Yine de onu arayıp saat 18:30’u önerdiğimde ‘bu daha iyi olacak gibi görünüyor, ben sana geri döneceğim’ dedi. Ve gerekli bildirim süresinde geri aradı ve ‘ Bana bu zamanı önerdiğinizi için gerçekten minnettarım ve orda olacağım’ dedi. Ve ordaydı. O zamandan beri ikinci kez onu gördüm. Son seferde sunduğum şeyi takiben son görüşmede neler olduğunu şimdi anlatmak istiyordum.

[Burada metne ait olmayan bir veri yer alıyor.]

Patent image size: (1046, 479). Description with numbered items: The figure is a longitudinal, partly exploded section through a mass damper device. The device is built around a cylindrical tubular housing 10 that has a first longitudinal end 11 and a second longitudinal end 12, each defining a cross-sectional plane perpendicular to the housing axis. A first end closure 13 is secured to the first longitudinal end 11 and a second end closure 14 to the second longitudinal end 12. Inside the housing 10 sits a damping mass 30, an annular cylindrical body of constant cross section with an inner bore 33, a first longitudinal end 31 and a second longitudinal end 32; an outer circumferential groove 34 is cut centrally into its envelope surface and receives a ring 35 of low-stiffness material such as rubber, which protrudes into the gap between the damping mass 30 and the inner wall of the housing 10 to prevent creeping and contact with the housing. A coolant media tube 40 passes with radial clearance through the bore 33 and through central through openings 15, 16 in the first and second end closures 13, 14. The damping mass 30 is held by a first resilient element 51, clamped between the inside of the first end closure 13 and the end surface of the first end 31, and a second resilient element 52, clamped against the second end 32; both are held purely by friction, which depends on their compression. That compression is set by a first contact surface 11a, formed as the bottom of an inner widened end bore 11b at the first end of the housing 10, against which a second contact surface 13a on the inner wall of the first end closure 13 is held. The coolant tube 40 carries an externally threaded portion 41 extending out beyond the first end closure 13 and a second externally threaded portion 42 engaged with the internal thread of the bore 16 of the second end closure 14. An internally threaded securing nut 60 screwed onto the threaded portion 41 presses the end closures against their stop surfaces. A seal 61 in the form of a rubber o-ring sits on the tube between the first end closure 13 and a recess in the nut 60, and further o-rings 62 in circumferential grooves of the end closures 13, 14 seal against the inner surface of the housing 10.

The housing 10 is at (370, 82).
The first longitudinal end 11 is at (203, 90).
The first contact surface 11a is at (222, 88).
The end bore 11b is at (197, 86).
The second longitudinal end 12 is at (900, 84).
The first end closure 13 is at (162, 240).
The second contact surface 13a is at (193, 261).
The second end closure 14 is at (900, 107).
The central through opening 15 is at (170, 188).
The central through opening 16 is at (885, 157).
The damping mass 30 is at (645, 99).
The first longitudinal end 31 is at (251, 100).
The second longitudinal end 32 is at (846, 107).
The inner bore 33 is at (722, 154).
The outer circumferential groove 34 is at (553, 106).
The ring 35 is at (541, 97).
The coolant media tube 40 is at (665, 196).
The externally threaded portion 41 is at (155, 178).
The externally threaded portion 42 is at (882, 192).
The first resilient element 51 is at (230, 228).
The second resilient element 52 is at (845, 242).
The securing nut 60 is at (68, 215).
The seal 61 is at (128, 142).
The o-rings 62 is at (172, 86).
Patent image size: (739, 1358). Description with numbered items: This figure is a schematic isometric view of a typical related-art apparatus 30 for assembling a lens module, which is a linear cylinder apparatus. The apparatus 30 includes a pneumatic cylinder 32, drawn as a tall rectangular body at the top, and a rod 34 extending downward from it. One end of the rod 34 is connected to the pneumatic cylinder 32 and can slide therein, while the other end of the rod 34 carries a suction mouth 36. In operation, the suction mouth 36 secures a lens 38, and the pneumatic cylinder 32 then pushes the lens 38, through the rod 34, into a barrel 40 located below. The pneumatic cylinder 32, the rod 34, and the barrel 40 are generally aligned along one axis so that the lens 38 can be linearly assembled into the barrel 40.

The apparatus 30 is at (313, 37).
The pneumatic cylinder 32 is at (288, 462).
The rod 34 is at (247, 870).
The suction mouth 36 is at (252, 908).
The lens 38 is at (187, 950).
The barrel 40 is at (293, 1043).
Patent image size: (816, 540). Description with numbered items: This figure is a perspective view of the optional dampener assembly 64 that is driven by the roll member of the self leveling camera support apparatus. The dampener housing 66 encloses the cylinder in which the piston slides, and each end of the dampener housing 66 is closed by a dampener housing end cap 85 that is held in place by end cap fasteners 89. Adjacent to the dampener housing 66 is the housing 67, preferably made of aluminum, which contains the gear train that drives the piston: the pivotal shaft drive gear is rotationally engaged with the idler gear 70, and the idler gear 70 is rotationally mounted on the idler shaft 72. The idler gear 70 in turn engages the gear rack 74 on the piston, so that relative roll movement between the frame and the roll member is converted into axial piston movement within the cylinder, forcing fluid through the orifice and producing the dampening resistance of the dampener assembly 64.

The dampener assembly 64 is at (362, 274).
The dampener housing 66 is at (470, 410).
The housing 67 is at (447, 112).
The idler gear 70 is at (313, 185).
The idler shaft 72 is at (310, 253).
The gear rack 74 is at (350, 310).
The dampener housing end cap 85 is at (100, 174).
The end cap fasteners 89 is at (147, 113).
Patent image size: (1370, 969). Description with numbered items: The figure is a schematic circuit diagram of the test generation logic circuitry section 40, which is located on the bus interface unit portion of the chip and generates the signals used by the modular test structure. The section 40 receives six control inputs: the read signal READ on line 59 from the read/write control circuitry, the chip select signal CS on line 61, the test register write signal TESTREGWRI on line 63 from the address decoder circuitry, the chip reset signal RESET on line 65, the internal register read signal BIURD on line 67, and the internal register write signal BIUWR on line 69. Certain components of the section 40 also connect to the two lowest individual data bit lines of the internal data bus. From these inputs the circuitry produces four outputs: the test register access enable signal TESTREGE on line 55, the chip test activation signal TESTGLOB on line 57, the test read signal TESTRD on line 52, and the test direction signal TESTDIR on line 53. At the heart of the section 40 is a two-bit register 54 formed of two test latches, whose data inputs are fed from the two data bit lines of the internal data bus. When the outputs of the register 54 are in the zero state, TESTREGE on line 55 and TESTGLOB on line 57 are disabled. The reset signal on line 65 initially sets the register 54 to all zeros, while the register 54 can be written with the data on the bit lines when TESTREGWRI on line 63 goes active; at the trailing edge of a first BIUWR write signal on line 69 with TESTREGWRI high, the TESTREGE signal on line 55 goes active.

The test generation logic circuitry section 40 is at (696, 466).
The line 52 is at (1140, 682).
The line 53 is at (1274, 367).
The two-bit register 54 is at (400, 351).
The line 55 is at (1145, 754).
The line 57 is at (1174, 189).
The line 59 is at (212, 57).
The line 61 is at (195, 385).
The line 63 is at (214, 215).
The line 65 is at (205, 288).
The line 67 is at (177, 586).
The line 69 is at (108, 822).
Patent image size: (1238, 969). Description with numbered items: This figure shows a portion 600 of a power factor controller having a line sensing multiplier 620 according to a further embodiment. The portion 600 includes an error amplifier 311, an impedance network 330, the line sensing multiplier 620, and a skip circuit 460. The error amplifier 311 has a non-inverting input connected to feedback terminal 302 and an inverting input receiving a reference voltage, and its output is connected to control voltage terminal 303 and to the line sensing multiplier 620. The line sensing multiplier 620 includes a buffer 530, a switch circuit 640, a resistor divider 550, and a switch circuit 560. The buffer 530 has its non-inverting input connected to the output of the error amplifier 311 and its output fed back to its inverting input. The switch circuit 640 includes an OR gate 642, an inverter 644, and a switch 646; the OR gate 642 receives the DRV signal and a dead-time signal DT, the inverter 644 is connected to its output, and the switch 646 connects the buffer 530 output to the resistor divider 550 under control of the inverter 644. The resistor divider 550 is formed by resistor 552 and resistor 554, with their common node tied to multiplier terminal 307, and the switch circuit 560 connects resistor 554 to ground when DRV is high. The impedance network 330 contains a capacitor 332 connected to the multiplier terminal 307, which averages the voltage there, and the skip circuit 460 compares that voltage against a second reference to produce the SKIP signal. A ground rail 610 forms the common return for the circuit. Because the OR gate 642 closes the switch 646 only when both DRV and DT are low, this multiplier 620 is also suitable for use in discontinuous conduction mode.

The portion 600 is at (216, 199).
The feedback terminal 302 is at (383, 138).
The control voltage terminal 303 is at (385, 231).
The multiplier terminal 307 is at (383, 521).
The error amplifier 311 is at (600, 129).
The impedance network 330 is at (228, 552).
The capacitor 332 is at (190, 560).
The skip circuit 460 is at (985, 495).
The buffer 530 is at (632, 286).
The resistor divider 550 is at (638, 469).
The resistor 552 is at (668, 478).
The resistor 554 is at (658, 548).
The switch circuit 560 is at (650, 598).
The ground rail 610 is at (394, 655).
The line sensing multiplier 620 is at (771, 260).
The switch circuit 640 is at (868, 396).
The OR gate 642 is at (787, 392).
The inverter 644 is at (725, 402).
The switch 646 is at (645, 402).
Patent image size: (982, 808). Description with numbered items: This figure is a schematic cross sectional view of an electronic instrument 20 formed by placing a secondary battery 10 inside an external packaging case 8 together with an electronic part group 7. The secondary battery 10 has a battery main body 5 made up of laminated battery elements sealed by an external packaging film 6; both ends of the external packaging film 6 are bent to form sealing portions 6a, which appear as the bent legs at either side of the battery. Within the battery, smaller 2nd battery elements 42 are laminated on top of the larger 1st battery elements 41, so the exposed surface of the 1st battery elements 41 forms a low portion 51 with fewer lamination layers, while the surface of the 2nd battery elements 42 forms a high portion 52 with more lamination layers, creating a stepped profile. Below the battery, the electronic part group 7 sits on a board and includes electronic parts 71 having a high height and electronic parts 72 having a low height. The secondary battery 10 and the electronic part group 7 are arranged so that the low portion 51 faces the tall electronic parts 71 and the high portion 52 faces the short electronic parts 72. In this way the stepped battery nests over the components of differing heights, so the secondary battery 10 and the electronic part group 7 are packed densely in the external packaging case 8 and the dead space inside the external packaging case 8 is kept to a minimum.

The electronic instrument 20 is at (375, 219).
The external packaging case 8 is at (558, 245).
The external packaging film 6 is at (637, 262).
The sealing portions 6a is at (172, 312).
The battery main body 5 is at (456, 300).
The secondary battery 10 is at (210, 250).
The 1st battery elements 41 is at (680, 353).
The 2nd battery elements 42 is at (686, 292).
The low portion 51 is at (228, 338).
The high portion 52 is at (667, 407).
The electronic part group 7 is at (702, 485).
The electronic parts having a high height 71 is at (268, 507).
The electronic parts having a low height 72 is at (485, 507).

Ona en geç 24 saat öncesinde bildirimde bulunmazsa iptal olan seansın ona fatura edileceğini açıklığa kavuşturdum ve kolayca benimle aynı fikirde oldu. Ardından gelen şey önemliydi. aldığı testlere bakan mesleki danışmanın üzerinde süregeldiğini düşündüğüm bölünmeyi (splitting) nasıl bastırdığın hakkındaki senin fikirlerini merak ediyorum. Danışmanının her bir rehberliği sırasında ortaya koyduğu yönerge onun sevdiği ödüllendirme şekline işaret ediyor.
Görmeye devam ettiği ve ona karşı çok yardımsever olan bayan mesleki danışmanı hakkında konuşmaya başladı. Danışmanın ona söylediklerinden verdiği bir örnekte, karar verme sorunu olan kişiler ayrıca matematikte de sorun yaşarlar diyordu; bu onun zayıf bir noktasıydı. Bu onda bir zil çaldırdı ve bundan çok etkilendi. Bulmacanın bir parçasını tamamladığını hissetti. Danışmanına dedi ki; ‘Bunu neden bir yıl önce yapmadım?’ ve danışman bunu tipik bir psikiyatr gibi cevaplayarak ‘en azından bunu şimdi yapıyorsun, dedi. Onu bir psikiyatr olarak zikretti.’ Ona danışmanını psikiyatrlarındanbiri olarak görüp görmediğini sordum. ‘Hayır, fakat onunla her ne yapıyorsam kesinlikle yararlı oluyor.’ Dedi ve ekledi; ‘Bazen arkadaşları ona öğüt vermeye ve yardımcı olmaya çalıştıklarında onları da psikiyatr gibi gördüğünü belirtti ve bunu genelledi – belirli bir yöntemde herhangi biri psikiyatr olabilir.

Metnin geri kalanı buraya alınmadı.